Kimi zaman konuştuğumuz özellikle İlahiyat ve DİB çevrelerinden yetkililer ısrarla bunun çok nadir rastlanan bir durum olduğunu ifade etseler de, gerçek hayatta bu böyle olmayıp, bu şekilde geçiştirilecek bir konu da değildir. Aşağıda sunacağım Devlet Arşivleri Genel Müdürlüğü Cumhuriyet Arşivi’nden edindiğim DİB’na ait bu belge de de bunun böyle olmadığı bizzat kurumun iç yazışmalarında ifade edilmektedir.
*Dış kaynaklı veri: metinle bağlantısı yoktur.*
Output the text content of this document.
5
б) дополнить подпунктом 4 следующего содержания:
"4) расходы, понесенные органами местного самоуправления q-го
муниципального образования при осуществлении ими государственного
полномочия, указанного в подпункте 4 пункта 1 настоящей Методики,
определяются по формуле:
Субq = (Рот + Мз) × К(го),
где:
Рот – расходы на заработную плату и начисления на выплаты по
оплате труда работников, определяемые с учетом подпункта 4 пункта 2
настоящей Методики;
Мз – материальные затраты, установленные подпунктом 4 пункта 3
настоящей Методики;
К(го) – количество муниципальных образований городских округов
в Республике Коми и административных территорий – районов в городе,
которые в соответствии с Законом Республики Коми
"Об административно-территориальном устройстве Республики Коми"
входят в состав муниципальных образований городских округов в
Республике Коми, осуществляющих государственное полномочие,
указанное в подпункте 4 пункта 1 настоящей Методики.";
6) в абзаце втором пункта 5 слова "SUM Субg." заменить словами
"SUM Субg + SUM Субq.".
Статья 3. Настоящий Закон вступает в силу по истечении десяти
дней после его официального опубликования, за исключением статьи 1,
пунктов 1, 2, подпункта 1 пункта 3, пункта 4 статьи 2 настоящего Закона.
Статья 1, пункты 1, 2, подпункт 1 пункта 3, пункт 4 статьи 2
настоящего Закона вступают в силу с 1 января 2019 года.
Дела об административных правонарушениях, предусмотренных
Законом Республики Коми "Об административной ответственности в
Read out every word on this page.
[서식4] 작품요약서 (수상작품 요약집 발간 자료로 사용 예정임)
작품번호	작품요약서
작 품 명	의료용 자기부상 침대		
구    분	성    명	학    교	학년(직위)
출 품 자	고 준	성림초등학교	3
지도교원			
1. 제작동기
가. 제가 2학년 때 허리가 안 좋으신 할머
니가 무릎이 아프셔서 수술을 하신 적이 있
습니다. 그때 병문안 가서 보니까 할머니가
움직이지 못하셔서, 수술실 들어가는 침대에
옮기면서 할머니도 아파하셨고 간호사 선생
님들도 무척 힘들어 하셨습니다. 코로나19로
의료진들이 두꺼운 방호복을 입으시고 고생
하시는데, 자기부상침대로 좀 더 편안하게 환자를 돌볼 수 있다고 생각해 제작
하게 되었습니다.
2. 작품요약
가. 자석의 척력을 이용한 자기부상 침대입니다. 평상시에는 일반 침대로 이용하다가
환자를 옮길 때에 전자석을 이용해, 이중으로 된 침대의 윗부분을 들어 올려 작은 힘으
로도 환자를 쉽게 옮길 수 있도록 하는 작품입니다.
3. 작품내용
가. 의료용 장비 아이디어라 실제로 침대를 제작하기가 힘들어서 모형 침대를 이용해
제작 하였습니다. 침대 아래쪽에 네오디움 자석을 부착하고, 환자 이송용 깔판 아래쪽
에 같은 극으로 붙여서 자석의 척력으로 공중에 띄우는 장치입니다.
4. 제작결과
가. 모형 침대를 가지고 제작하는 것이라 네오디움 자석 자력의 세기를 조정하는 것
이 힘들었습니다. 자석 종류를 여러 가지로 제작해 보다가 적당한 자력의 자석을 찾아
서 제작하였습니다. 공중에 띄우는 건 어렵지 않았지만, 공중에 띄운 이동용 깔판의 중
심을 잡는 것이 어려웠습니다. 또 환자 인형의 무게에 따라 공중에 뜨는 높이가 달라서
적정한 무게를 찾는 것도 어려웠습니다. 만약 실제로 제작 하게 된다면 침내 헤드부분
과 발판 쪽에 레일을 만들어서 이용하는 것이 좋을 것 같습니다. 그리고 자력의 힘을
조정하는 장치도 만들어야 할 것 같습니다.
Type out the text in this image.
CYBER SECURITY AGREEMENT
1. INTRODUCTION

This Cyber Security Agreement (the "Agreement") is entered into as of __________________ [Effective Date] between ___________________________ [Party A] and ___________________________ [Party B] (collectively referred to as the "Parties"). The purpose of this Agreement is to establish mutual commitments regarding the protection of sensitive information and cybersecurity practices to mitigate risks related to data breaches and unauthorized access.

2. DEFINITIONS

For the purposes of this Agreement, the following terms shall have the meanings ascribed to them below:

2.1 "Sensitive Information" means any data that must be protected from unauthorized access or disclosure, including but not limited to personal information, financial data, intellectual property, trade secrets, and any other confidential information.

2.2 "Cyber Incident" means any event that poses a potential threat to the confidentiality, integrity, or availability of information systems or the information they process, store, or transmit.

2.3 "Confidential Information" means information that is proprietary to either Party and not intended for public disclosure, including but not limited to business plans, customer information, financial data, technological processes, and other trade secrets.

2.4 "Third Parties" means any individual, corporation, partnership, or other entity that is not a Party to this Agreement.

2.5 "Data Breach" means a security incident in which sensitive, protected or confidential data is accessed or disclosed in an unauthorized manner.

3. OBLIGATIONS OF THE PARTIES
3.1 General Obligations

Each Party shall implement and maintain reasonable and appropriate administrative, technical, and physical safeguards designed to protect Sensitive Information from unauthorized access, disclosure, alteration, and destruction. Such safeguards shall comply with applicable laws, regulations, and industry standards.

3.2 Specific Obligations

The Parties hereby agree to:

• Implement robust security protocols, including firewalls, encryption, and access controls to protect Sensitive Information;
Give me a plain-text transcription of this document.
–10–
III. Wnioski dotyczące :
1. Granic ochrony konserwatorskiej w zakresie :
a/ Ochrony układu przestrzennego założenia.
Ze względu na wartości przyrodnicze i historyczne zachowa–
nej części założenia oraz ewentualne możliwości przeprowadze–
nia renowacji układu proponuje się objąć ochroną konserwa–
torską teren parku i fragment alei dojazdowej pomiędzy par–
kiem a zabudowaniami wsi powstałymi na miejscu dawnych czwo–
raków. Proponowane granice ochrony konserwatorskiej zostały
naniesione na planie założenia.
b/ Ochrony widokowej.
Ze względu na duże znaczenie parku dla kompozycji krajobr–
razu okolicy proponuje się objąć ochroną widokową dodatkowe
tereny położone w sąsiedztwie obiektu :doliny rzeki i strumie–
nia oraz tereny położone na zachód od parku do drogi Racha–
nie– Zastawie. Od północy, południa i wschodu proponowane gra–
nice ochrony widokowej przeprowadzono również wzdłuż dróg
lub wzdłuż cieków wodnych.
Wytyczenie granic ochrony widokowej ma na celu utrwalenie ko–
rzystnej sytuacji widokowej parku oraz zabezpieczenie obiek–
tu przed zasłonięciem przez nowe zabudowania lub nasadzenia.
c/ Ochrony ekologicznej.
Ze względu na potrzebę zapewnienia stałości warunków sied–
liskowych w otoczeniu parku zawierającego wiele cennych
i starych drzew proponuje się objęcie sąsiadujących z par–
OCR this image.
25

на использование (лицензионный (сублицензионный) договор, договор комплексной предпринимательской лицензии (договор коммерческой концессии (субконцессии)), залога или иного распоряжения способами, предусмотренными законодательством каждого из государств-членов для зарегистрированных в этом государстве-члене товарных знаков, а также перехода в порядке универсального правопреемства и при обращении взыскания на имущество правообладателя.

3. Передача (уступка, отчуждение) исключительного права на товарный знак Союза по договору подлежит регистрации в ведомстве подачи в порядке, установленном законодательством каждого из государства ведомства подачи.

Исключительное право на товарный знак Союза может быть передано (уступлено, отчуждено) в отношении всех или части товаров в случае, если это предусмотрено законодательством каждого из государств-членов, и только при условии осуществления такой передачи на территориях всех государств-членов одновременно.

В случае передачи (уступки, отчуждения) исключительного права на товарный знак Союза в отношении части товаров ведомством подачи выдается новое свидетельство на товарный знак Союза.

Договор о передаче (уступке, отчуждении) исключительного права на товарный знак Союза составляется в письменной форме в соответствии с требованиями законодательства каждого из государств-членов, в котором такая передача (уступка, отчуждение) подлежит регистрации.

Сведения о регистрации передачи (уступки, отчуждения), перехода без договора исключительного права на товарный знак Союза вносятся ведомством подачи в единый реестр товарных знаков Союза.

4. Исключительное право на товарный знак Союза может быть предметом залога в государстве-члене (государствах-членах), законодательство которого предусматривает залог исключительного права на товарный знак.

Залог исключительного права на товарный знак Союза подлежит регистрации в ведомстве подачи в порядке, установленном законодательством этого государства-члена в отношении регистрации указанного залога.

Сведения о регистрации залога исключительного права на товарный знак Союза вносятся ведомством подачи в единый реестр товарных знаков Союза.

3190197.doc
T.C. Diyanet İşleri Reisliği Yazıişleri ve Evrak Müdürlüğü’nce 13.04.1959 tarihinde müftülüklere yollanan “Hülasa: Alevilerin cenaze namazlarının kılınması hk.” konulu yazıdaki şu ifadeler dikkat çekicidir: “Bazı İmamların alevi vatandaşlardan ölenlerin cenaze namazlarını kıldırmadıklarından sık sık şikayet olunmaktadır. Ehli sünnet itikadına muhalif İslam mezhepleri saliklerinin tekfir olunamıyacakları ehli sünnet mezhebince kabul edilmiş olduğuna göre, yalnız Hazreti Ali’nin tafdiline kail olan ve başkaca hal ve hareketleri bulunmıyan Alevi vatandaşlarımızın namazlarını kılmamak islami hükümlere muhalif ve müslüman vatandaşlar arasında ikilik yaratmıya sebebiyet verecek hareketlerdendir. Binaenaleyh, bu ve buna benzer hareketlerle vatandaşlar arasında soğukluk ve kırgınlık husule getirecek hal ve hareketlerden tevakki olunması lüzumunun alakalılara tebliğini ehemmiyetle ve tamimen rica ederim. Diyanet İşleri Reisi y.)      

 

 



[1] Abant İzzet Baysal Üniversitesi, İ.İ.B.F., Siyasi Tarih Anabilim Dalı Başkanı.